La plupart des pays européens ont participé à ce grand mouvement, à l’exception de la France: l’immigration française cessa pratiquement à partir de 1763 (traité de Paris), et seule la colonie du Canada français resta importante; les implantations françaises aux Antilles et dans les Guyanes furent toujours limitées. Les Britanniques (habitants du Royaume-Uni et de l’Irlande) fournirent le plus gros contingent d’immigrants (environ 22 millions), puis vinrent les Germaniques (Allemands et résidents de l’ancien empire austro-hongrois) avec 12 millions, les Italiens avec 10 millions, les Espagnols et les Russes avec 3 à 4 millions chacun, les Portugais avec 1 500 000. En général, on constate une localisation assez étroite des immigrants suivant leur pays d’origine: les Britanniques, les Européens du Centre et du Nord, les Russes vont presque exclusivement vers l’Amérique du Nord; les Méditerranéens, eux, sont plutôt attirés par l’Amérique latine.

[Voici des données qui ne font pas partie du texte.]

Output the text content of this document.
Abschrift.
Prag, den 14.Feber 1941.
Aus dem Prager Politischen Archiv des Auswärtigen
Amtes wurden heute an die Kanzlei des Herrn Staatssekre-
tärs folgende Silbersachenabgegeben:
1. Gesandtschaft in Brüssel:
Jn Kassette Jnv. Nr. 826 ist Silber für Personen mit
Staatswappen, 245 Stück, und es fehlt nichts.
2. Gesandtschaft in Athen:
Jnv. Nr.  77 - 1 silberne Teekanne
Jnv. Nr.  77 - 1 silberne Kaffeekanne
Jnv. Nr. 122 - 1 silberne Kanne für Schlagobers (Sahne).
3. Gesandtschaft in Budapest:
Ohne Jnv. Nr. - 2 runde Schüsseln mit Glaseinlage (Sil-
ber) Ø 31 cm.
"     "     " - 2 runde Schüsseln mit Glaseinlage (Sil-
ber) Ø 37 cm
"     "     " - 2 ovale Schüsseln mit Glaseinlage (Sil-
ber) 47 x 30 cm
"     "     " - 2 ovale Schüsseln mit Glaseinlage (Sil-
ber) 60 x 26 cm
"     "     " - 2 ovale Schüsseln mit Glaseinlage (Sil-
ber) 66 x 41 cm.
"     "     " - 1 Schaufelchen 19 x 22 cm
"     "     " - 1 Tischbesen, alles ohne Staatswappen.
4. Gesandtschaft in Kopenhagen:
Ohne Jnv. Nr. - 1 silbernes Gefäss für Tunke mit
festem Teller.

Les seuls que l’on trouve en nombre à peu près équivalent au nord et au sud sont les Italiens, dont les deux grands foyers d’attraction sont les États-Unis et l’Argentine. Entre 1820 et 1943, 11 p. 100 de la population italienne sont allés vers les États-Unis: 30 p. 100 venaient de la Sicile ou de Campanie, 46 p. 100 de la Basilicate ou des Abruzzes.

L’importance de cet apport est considérable dans la croissance démographique des États-Unis: entre 1900 et 1910, 41,8 p. 100 de l’augmentation de la population sont dus à l’excédent de l’immigration. En Argentine, en 1914, les étrangers forment 23,8 p. 100 de la population et l’accroissement dû à l’immigration entre 1869 et 1914 représente 18 p. 100.

Une Amérique panachée

Ces vagues multiples ont déterminé, dans l’Amérique forte de 713 millions d’habitants (environ 13,5 p. 100 de la population mondiale), un mélange de races et de peuples unique au monde. Mais si l’Amérique du Nord est le creuset des peuples, l’Amérique latine est celui des races.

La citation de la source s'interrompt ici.